Biyoyararlanılabilir demir ve selenyum savaşmaya yardımcı olur oksidatif stres ve uygun doku oksijenasyonunu korur; A vitamini, göz sağlığı (rodopsin) ve tiroid dengesinde iyot.
Küçük balıklar olmaları ve besin zincirinin alt sıralarında yer almaları nedeniyle, çok düşük cıva içeriğiBu nedenle genel halkın düzenli tüketimine uygundurlar.
Taze ve konserve sardalya: farklar, güvenlik ve koruma
Taze olanlar maksimum duyusal kalite sunar, ancak buzdolabında saklamak Histamin oluşumunu (scombroid sendromu) önlemek için uygun şekilde saklayın. Konserve ürünler orijinal hallerinin neredeyse tamamını korur. beslenme profili bozulmamış ve kemikleri yumuşatarak kalsiyumun biyoyararlılığını artırırlar.
Doğal versiyonlar daha azını sunar kalori ve sodyumYağda paketlenmiş olanlar, tercihen sızma zeytinyağı ile birlikte süzüldüklerinde yine de iyi bir seçenektir. Konserve olanlar ise pratik, güvenli ve çok yönlüdür.
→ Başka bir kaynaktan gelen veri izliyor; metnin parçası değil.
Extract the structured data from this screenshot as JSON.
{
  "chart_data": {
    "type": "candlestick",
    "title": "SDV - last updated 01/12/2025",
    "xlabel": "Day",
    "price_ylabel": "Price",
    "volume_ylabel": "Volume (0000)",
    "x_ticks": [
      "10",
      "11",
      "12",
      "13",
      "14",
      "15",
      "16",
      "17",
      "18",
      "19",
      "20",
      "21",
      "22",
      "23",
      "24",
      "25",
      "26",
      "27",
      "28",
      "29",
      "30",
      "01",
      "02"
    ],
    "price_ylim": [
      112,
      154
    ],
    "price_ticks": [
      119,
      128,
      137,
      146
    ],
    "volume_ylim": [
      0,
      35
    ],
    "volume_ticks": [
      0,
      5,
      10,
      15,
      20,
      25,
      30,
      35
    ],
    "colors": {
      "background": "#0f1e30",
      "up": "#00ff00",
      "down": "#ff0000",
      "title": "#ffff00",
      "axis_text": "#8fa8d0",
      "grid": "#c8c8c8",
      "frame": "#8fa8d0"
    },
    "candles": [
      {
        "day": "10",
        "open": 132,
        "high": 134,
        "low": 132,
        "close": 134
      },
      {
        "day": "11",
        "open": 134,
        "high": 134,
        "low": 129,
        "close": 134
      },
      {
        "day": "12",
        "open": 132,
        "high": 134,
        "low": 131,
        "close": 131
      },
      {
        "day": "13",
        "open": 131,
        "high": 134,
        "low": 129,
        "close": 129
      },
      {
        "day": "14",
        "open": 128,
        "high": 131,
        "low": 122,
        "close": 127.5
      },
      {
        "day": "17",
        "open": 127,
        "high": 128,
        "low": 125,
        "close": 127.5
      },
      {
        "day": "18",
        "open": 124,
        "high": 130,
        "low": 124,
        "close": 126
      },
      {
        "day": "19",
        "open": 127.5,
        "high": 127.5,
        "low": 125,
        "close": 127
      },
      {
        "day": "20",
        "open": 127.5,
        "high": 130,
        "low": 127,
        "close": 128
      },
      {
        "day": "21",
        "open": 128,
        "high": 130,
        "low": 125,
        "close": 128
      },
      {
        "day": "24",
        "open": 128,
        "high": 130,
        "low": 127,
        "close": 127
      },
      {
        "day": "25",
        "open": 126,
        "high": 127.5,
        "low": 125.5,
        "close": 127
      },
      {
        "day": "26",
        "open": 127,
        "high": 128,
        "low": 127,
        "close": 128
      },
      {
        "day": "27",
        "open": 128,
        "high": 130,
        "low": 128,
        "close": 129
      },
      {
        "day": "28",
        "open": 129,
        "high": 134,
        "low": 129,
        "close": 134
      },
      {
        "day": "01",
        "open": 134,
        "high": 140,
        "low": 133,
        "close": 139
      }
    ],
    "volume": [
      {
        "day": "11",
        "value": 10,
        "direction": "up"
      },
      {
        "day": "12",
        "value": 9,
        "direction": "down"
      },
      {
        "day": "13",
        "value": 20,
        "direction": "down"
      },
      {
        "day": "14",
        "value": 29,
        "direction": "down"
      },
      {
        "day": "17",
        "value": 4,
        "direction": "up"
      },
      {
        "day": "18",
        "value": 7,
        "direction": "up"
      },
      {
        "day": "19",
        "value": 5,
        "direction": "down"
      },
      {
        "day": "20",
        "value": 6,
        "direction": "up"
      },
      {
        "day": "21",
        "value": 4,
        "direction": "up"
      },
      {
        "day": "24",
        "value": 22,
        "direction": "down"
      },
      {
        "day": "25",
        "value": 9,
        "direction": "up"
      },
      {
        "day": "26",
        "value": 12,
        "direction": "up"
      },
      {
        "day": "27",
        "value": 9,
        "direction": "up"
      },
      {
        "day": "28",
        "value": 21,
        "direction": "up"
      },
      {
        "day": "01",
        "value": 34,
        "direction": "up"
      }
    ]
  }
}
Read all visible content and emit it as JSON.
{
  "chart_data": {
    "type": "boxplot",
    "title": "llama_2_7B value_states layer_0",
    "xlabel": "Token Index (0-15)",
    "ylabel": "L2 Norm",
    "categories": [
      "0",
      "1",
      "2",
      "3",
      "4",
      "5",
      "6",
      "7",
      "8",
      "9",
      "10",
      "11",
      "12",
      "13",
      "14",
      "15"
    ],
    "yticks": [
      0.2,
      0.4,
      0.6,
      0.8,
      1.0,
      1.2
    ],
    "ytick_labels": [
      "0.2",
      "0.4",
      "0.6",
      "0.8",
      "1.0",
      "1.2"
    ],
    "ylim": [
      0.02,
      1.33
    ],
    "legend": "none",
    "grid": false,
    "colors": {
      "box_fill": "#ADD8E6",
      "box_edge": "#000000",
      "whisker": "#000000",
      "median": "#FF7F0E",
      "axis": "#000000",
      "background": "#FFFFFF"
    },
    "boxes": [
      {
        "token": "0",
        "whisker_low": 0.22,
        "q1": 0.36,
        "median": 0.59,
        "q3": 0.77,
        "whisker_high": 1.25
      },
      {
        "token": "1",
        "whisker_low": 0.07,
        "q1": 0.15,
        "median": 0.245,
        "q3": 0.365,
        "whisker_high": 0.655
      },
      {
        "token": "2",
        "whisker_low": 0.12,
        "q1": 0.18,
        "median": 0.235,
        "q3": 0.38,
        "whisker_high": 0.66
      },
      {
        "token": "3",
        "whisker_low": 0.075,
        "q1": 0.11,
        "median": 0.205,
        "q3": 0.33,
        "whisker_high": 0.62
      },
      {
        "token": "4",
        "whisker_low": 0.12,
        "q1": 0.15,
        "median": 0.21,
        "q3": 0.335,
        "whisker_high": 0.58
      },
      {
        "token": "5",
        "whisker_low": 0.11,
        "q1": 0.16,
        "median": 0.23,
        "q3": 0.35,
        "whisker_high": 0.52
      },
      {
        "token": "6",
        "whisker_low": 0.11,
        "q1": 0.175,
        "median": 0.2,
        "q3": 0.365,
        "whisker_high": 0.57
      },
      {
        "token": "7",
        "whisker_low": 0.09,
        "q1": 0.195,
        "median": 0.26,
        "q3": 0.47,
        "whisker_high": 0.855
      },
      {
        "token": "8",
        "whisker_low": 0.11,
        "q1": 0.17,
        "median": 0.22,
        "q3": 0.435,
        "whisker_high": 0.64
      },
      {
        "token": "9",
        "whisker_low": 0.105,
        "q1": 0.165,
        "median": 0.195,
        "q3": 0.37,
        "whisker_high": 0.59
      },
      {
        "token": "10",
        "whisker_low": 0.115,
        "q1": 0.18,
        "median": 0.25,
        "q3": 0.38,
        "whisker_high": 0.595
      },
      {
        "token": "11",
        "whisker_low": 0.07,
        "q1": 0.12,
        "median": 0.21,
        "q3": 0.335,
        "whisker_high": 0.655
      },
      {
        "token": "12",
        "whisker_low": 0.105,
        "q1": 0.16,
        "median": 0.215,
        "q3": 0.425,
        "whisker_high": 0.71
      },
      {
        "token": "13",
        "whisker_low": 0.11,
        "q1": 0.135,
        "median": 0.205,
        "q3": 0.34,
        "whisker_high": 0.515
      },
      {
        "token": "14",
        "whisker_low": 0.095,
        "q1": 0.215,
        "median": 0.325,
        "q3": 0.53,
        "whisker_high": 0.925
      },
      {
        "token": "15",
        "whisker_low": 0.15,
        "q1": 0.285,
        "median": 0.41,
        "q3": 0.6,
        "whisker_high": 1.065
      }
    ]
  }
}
Bunları diyetinize nasıl dahil edebilirsiniz?
Haftada 2-3 kez domatesli tostun üzerine ekleyin. zeytinyağıBaklagiller ve turunçgillerle yapılan salatalar (C vitamini tokluk hissini artırır) demir emilimi), otlu tam buğday makarna veya pate Yoğurt, limon ve maydanozla hafif bir lezzet. Ev yapımı burgerler ve hızlı, doyurucu akşam yemekleri için de harika.
Tüketim sıklığı ve önlemler
Sık tüketime uygun oldukları düşünülmektedir çünkü; düşük biyoakümülasyon kirleticilerin. Zarar görenler hiperürisemi veya gut Tüketimlerini (pürin) sınırlandırmalılar. Konserve gıdalara dikkat edin. sodyumTiroid rahatsızlıklarında mutlaka doktora başvurulmalıdır. iyotBalık alerjisi olan kişilerin tüketmekten kaçınmaları gerekir.
Sardalya, omega-3, D vitamini, kalsiyum ve mikro besin profili nedeniyle öne çıkan bir besindir. sağlıklı, uygun fiyatlı ve sürdürülebilir, mutfakta herhangi bir komplikasyona yol açmadan diyetinizi iyileştirmek için idealdir.